Absolutely, they do not have immunity. This is the social-media site doing after-the-fact commenting on the legitimacy of what a user has posted, and so the site is creating its own liability with that after-the-fact legitimacy-checking. Keep in mind, too, those search engines, language models, and text synthesizing algorithms all are written by human employees of those social-media sites. Since that software does only what the human programmers code it to do, and those human programmers code what the site employs them to do, the use of that after-the-fact software deepens the social-media sites’ lack of immunity.

TikTok

TikTok is trying to negotiate an agreement with our government that would allow it to continue operations within our nation.

TikTok has been negotiating with the Committee on Foreign Investment in the US, an interagency government panel, for more than two years on a way to wall off the company’s data and operations from the Chinese government.

The article’s headline, though, correctly identifies what should be the deal-breaking factor:

TikTok’s Talks With US Have an Unofficial Player: China

The China in question is the People’s Republic of China.

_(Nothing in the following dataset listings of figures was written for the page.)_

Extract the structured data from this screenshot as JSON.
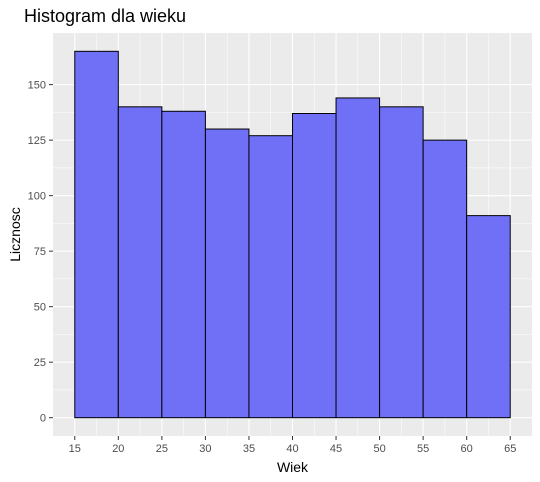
{
  "chart_data": {
    "type": "bar",
    "title": "Histogram dla wieku",
    "xlabel": "Wiek",
    "ylabel": "Licznosc",
    "bins": [
      {
        "from": 15,
        "to": 20,
        "count": 165
      },
      {
        "from": 20,
        "to": 25,
        "count": 140
      },
      {
        "from": 25,
        "to": 30,
        "count": 138
      },
      {
        "from": 30,
        "to": 35,
        "count": 130
      },
      {
        "from": 35,
        "to": 40,
        "count": 127
      },
      {
        "from": 40,
        "to": 45,
        "count": 137
      },
      {
        "from": 45,
        "to": 50,
        "count": 144
      },
      {
        "from": 50,
        "to": 55,
        "count": 140
      },
      {
        "from": 55,
        "to": 60,
        "count": 125
      },
      {
        "from": 60,
        "to": 65,
        "count": 91
      }
    ],
    "xticks": [
      15,
      20,
      25,
      30,
      35,
      40,
      45,
      50,
      55,
      60,
      65
    ],
    "yticks": [
      0,
      25,
      50,
      75,
      100,
      125,
      150
    ],
    "xlim": [
      12.5,
      67.5
    ],
    "ylim": [
      -8.25,
      173.25
    ],
    "grid": true,
    "colors": {
      "panel_background": "#ebebeb",
      "grid_major": "#ffffff",
      "bar_fill": "#7070f7",
      "bar_stroke": "#000000"
    }
  }
}
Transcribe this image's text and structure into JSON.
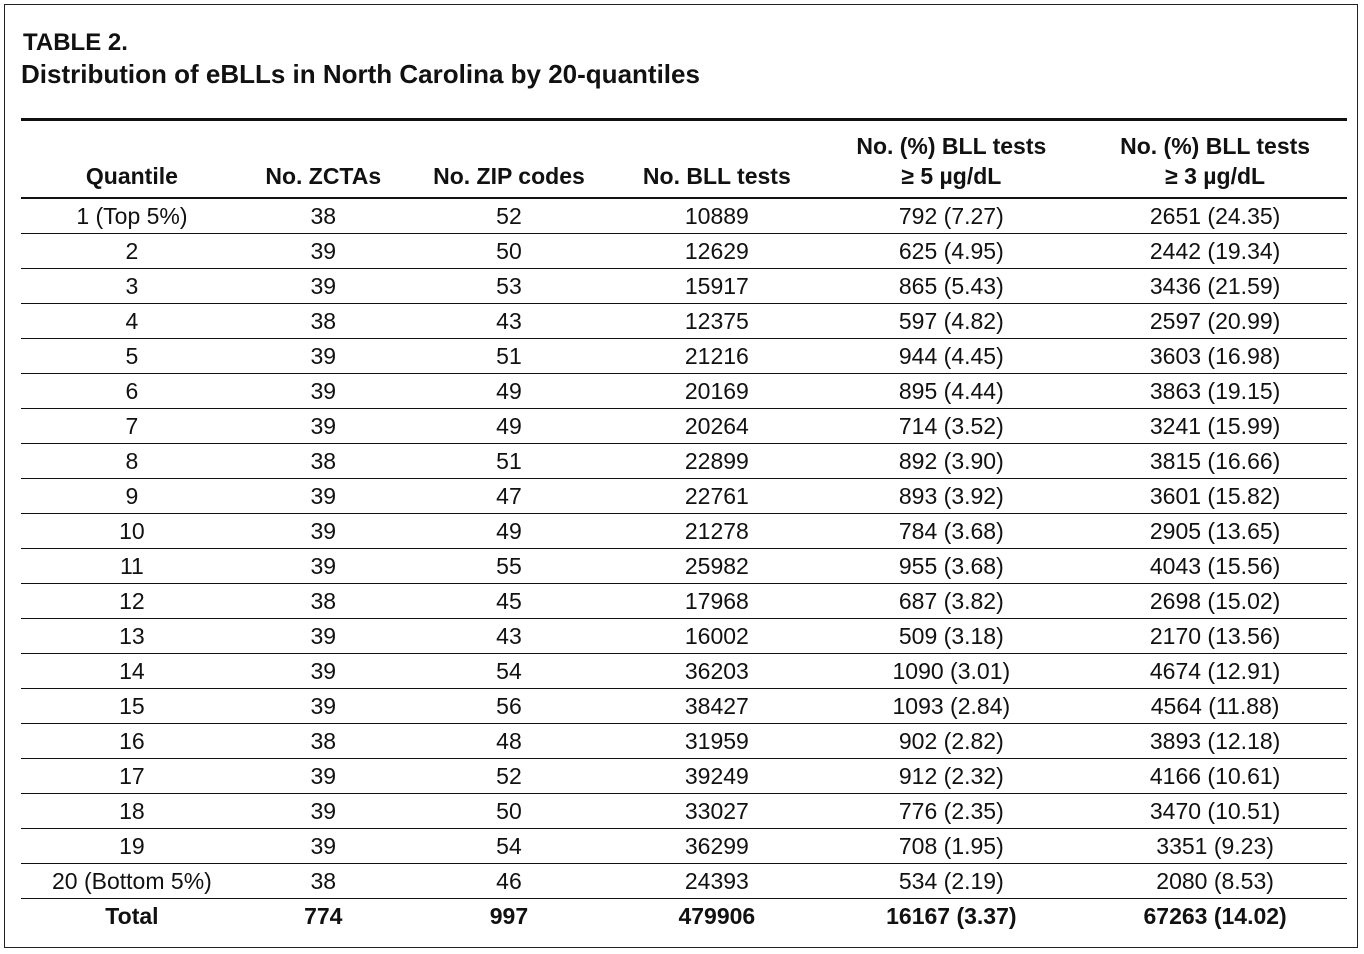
{
  "header": {
    "label": "TABLE 2.",
    "title": "Distribution of eBLLs in North Carolina by 20-quantiles"
  },
  "table": {
    "columns": [
      [
        "Quantile"
      ],
      [
        "No. ZCTAs"
      ],
      [
        "No. ZIP codes"
      ],
      [
        "No. BLL tests"
      ],
      [
        "No. (%) BLL tests",
        "≥ 5 µg/dL"
      ],
      [
        "No. (%) BLL tests",
        "≥ 3 µg/dL"
      ]
    ],
    "rows": [
      [
        "1 (Top 5%)",
        "38",
        "52",
        "10889",
        "792 (7.27)",
        "2651 (24.35)"
      ],
      [
        "2",
        "39",
        "50",
        "12629",
        "625 (4.95)",
        "2442 (19.34)"
      ],
      [
        "3",
        "39",
        "53",
        "15917",
        "865 (5.43)",
        "3436 (21.59)"
      ],
      [
        "4",
        "38",
        "43",
        "12375",
        "597 (4.82)",
        "2597 (20.99)"
      ],
      [
        "5",
        "39",
        "51",
        "21216",
        "944 (4.45)",
        "3603 (16.98)"
      ],
      [
        "6",
        "39",
        "49",
        "20169",
        "895 (4.44)",
        "3863 (19.15)"
      ],
      [
        "7",
        "39",
        "49",
        "20264",
        "714 (3.52)",
        "3241 (15.99)"
      ],
      [
        "8",
        "38",
        "51",
        "22899",
        "892 (3.90)",
        "3815 (16.66)"
      ],
      [
        "9",
        "39",
        "47",
        "22761",
        "893 (3.92)",
        "3601 (15.82)"
      ],
      [
        "10",
        "39",
        "49",
        "21278",
        "784 (3.68)",
        "2905 (13.65)"
      ],
      [
        "11",
        "39",
        "55",
        "25982",
        "955 (3.68)",
        "4043 (15.56)"
      ],
      [
        "12",
        "38",
        "45",
        "17968",
        "687 (3.82)",
        "2698 (15.02)"
      ],
      [
        "13",
        "39",
        "43",
        "16002",
        "509 (3.18)",
        "2170 (13.56)"
      ],
      [
        "14",
        "39",
        "54",
        "36203",
        "1090 (3.01)",
        "4674 (12.91)"
      ],
      [
        "15",
        "39",
        "56",
        "38427",
        "1093 (2.84)",
        "4564 (11.88)"
      ],
      [
        "16",
        "38",
        "48",
        "31959",
        "902 (2.82)",
        "3893 (12.18)"
      ],
      [
        "17",
        "39",
        "52",
        "39249",
        "912 (2.32)",
        "4166 (10.61)"
      ],
      [
        "18",
        "39",
        "50",
        "33027",
        "776 (2.35)",
        "3470 (10.51)"
      ],
      [
        "19",
        "39",
        "54",
        "36299",
        "708 (1.95)",
        "3351 (9.23)"
      ],
      [
        "20 (Bottom 5%)",
        "38",
        "46",
        "24393",
        "534 (2.19)",
        "2080 (8.53)"
      ]
    ],
    "total": [
      "Total",
      "774",
      "997",
      "479906",
      "16167 (3.37)",
      "67263 (14.02)"
    ]
  }
}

TikTok is a wholly owned subsidiary of ByteDance. ByteDance is a company domiciled in the PRC. The PRC has a 2017 National Intelligence Law that makes all PRC-domiciled companies beholden to the PRC intelligence community for any and all intelligence-gathering and reporting tasks the intel community might choose to levy on the company. That makes TikTok a potential espionage facility operating for the PRC within our nation.

There shouldn’t be any negotiation at all regarding TikTok: there’s nothing to discuss. The “unofficial player” isn’t hidden at all; it’s the PRC with its intelligence-gathering imperative.